Generative Artificial Intelligence (GenAI) and applications such as ChatGPT have become the latest tech buzzwords
Gartner predicts GenAI will have a profound impact on business and society, positioning it on the peak of inflated expectation within its Hype cycle for emerging technologies, 2023, and projecting that it will reach transformational benefit within two to five years.
Despite being met with excitement by many, AI anxiety is spreading far and wide as people consider the impacts it could have on future jobs – and the potential security implications surrounding data.
You don’t have to look too hard through today’s headlines to find news surrounding AI and in particular, how the Government plans to tackle safety implications.
Earlier this year Prime Minister Rishi Sunak announced the UK’s plans to host the first major global summit, in order to mitigate the risks associated with mass AI implementation.
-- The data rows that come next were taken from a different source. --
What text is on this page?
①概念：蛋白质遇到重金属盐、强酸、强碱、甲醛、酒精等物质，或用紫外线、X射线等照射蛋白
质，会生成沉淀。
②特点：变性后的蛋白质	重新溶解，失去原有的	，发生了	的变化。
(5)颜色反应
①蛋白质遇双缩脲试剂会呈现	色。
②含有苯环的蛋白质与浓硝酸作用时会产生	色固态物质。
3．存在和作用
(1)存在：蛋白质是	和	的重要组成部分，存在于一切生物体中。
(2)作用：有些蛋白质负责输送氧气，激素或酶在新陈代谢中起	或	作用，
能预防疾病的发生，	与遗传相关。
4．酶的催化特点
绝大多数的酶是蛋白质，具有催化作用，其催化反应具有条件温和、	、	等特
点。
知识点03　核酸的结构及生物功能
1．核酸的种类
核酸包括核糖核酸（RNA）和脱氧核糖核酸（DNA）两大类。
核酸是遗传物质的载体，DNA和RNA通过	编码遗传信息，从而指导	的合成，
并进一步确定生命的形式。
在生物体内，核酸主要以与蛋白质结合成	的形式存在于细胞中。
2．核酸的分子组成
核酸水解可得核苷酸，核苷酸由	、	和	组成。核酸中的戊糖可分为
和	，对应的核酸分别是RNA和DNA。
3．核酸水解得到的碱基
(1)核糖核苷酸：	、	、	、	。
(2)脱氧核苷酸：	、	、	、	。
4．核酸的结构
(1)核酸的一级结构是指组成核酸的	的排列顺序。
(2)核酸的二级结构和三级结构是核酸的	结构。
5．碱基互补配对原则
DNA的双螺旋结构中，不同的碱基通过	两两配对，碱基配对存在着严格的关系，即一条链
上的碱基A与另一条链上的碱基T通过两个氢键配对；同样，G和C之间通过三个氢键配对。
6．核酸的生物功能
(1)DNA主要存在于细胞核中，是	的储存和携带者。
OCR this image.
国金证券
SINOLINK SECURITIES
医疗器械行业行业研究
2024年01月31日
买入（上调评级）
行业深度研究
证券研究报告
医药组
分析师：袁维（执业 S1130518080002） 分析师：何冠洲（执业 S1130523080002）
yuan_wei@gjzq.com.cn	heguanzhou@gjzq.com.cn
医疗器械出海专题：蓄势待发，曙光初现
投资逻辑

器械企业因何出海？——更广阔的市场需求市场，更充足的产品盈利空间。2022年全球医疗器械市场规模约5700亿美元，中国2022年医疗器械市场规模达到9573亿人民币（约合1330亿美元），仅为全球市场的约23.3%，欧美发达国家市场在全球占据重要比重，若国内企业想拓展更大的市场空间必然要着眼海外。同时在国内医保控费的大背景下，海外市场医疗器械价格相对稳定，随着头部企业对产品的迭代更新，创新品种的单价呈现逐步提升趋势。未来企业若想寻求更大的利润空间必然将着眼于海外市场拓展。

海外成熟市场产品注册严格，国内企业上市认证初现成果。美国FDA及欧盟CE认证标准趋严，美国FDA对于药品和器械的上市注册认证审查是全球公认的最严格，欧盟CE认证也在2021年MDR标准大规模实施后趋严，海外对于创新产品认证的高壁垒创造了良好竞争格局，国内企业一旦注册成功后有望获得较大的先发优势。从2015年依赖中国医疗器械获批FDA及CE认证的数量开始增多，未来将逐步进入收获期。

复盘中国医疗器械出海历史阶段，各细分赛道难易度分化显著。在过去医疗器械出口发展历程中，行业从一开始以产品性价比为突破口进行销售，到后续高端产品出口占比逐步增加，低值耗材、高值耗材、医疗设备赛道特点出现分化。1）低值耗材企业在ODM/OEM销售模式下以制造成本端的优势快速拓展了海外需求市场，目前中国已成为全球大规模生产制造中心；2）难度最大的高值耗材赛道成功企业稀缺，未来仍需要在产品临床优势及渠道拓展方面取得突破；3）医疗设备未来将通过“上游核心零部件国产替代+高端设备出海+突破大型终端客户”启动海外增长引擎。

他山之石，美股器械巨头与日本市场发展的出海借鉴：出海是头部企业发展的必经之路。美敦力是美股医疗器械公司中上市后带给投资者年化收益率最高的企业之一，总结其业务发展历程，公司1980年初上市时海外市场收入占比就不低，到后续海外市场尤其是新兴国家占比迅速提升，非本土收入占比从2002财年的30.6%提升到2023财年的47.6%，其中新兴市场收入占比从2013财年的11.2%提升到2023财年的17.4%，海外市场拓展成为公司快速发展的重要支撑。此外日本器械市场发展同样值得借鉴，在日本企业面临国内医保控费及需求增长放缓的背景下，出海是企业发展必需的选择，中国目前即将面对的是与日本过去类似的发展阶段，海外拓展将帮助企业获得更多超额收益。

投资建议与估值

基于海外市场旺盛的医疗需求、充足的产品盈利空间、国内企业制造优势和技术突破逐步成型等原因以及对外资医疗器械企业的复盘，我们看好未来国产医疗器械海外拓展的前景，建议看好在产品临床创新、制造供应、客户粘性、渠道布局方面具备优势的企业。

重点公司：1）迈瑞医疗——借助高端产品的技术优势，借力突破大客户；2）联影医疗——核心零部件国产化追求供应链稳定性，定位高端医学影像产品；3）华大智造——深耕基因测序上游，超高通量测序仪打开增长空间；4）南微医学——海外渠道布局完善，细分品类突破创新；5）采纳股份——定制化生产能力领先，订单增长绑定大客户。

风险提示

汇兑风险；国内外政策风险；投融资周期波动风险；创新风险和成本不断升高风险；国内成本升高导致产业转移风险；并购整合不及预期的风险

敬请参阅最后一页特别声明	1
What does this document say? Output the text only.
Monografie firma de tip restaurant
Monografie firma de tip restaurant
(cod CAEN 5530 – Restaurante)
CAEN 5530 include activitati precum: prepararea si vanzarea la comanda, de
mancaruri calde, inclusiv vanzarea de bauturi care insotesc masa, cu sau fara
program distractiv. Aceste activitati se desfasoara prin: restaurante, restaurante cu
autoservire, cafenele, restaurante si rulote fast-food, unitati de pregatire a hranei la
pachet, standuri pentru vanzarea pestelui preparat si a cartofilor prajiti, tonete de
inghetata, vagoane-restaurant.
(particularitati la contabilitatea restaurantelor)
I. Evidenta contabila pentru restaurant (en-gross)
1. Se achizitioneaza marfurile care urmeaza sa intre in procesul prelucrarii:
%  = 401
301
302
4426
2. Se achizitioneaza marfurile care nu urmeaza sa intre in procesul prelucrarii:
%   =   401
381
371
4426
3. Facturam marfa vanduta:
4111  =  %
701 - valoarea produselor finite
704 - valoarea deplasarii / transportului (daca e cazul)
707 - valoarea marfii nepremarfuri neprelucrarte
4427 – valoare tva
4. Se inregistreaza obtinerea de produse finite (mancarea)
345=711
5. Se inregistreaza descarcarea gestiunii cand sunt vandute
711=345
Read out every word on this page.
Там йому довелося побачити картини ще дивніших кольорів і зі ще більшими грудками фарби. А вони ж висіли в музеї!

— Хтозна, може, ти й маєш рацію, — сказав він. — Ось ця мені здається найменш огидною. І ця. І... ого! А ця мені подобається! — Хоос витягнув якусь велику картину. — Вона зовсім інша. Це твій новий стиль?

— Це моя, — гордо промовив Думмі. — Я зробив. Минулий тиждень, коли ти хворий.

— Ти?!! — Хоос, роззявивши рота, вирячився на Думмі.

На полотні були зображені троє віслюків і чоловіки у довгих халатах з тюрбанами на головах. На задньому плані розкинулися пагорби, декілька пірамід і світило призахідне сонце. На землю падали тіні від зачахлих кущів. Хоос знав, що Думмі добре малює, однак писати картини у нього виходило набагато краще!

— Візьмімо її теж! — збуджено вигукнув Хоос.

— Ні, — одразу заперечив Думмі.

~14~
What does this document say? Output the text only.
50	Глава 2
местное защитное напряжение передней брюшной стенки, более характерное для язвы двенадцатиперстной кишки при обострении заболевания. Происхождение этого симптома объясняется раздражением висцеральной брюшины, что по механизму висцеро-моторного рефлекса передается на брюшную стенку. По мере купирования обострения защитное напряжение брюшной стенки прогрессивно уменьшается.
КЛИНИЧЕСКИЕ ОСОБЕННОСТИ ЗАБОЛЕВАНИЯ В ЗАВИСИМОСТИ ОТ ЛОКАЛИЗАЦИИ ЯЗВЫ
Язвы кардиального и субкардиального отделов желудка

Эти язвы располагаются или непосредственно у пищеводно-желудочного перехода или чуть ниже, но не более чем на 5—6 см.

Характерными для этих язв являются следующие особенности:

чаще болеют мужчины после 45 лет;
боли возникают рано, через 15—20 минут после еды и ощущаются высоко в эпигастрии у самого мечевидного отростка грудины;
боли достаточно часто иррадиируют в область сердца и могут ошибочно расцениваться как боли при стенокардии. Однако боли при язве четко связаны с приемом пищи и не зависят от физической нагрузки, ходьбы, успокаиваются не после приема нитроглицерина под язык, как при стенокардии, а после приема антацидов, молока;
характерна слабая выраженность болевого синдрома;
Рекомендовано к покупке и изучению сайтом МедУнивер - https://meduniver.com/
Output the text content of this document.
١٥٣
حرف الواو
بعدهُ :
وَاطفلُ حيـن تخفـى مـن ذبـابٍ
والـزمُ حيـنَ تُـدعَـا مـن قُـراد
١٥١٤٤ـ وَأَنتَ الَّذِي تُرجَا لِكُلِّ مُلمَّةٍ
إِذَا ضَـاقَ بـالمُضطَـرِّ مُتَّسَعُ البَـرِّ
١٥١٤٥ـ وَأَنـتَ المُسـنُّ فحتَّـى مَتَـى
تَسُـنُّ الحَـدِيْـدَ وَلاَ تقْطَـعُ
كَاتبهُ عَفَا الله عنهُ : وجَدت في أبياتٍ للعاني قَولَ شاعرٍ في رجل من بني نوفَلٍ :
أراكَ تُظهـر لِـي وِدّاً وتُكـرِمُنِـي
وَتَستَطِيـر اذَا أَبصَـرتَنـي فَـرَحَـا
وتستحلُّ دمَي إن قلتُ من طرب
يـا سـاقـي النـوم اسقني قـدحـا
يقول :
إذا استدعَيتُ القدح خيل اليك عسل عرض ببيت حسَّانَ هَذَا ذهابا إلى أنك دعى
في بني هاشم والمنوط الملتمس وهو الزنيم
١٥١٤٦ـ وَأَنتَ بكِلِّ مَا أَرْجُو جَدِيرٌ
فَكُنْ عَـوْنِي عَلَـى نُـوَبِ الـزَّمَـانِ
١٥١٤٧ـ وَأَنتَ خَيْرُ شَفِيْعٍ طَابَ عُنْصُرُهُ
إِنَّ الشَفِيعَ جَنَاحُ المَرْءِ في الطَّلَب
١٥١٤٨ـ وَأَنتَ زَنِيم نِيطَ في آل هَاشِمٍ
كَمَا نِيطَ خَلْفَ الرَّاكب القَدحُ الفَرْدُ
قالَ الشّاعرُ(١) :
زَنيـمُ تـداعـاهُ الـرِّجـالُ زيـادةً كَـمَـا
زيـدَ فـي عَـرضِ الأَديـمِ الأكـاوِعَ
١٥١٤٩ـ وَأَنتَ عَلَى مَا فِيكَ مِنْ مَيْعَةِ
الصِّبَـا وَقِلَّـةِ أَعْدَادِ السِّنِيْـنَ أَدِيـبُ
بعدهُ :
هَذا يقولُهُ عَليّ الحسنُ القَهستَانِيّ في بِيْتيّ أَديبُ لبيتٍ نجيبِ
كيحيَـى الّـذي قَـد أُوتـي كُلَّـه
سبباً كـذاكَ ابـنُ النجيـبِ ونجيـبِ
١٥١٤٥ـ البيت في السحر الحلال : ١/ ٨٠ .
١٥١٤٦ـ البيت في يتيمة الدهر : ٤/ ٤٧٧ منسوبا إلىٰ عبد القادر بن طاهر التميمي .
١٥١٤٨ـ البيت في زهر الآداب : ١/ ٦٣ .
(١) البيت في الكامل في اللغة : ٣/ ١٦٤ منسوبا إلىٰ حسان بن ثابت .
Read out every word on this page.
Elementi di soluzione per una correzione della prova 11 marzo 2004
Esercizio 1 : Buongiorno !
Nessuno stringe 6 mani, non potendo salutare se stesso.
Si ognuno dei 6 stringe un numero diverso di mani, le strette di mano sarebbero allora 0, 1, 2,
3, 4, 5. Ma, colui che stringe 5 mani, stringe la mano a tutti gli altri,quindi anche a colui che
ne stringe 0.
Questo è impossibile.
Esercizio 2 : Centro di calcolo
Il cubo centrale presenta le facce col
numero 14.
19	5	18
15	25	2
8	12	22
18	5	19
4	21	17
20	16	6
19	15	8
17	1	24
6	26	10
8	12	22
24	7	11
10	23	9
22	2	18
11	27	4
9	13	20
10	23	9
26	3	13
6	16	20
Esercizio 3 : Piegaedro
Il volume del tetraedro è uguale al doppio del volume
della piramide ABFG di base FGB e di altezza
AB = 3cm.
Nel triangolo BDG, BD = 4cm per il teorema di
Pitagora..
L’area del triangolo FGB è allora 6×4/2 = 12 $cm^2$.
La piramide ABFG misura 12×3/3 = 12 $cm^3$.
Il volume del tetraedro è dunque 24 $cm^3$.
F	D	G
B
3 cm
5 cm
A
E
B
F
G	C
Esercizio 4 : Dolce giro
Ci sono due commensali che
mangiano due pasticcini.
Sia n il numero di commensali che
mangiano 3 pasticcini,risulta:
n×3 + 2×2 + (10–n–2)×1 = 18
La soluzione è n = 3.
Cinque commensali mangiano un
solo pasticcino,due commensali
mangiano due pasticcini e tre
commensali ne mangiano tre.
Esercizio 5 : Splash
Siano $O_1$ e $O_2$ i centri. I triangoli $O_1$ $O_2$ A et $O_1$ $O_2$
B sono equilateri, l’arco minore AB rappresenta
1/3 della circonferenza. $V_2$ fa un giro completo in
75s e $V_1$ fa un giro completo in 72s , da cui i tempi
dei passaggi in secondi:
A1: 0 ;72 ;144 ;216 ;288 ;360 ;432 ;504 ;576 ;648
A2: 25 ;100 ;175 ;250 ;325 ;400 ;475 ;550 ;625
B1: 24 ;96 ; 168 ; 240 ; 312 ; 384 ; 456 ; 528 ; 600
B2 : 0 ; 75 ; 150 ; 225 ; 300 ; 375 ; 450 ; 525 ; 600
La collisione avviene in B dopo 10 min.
Meanwhile, the EU Data Protection Supervisor has created a task force to assess GenAI systems.
With security and data sovereignty remaining a key concern, this begs the question – what is the reality of this cutting-edge technology in today’s business landscape?
GenAI in business
With the right know-how, GenAI promises to create conversational interfaces that engage customers in a more personalized way, leading to improved customer satisfaction and loyalty.
In the future it could also, when combined with other technologies and processes, empower organizations to provide round-the-clock support, increased efficiency and data-driven insights to improve future products and services.
The truth is – the concept of AI systems generating content predates the specific terminology used to describe it, and various related terms and ideas have been present in AI research for decades.
Organizations have been reaping the benefits of natural language models for some time now within the contact center, in order to optimize customer experience whilst boosting productivity.
While tools such as ChatGPT can certainly be seen as a development, Chatbots as a whole have also existed for many years, allowing customers to self-serve and find answers to common questions through AI-powered self-service portals.
Although GenAI tools such as these can be used for diverse purposes – including customer support, lead generation, and natural language processing – the context in which they are used must be considered carefully.
For example, using AI to personalize content for customers on a large scale can be achieved with minimal consequences. On the other hand, for any high-risk organization – for example, an NHS trust dealing with a patient, or a local council dealing with a social care requirement – relying solely on an AI decision could lead to disaster.
To reap the benefits on offer, it is important to acknowledge that a) a one-size-fits-all approach to GenAI simply won’t cut it and b) you need to have humans in the loop in order for it to be safe and effective.
As depicted by IBM’s Ginni Rometty ‘augmented intelligence’ is a much more accurate term – rather than replacing people, AI is a technology to augment human intelligence.
Be aware of the risks
A lack of human intelligence also poses wider concerns around the viability of tools such as ChatGPT. AI models can be prone to inheriting certain biases present in their training data, which can lead to potentially biased or discriminatory responses to user inputs.
Misinformation is another key concern when an AI model is not carefully supervised or fine-tuned. This can happen when an AI model may not fully understand the context of the question resulting in an inappropriate response.
The biggest risk for organizations, however, is the impact GenAI could have on data. As the hype around AI continues to grow, so does the apprehension surrounding security and privacy.
Last month, Snapchat was issued with a preliminary enforcement notice over potential failure to properly assess the privacy risk associated with its generative AI chatbot ‘My AI.’ The UK Information Commissioner’s investigation found that the social media platform Snap failed to adequately identify and assess the risks to several million ‘My AI’ users in the UK, including children aged 13 to 17.
Businesses need to be cautious about the data they feed into AI models, who by and where it is being processed (i.e., whether it is a controlled environment) – ensuring compliance with relevant data protection laws and regulations to protect customer privacy.
Whilst existing regulations such as GDPR are already applicable to GenAI systems, additional regulation surrounding AI will be critical to securing its future. Establishing guidelines and a set of standards for protecting public data will facilitate responsible AI development and implementation within the enterprise.
Making AI safe and applicable
Whilst some of the hype surrounding GenAI can be justified, it is also useful for two reasons. Firstly, exposure has raised awareness surrounding data sovereignty and privacy concerns when adopting new tools and technologies. Secondly, it has the potential to inspire businesses to think about their own AI usage.
Automating intelligently, however, requires businesses to consider what they want to achieve, and how. Making sure AI usage is safe and applicable must remain at the forefront of any transformation journey.
Platform-as-a-Service tools such as low-code platforms, which are designed as open and interoperable platforms, can support the implementation of ChatGPT and other GenAI applications by providing pre-built AI components, integration capabilities, and an easy-to-use visual interface for developers and non-technical users to design and deploy AI-powered applications.
For enterprises that implement AI in this manner, there are benefits to be had. Whilst the reality may be smaller than expected (at this stage) – the impact on customer and employee experience can still be significant if implemented effectively.
By adopting platforms that empower the simple and secure integration of AI, businesses can start experimenting with GenAI, taking small but safe steps towards their transformation goals.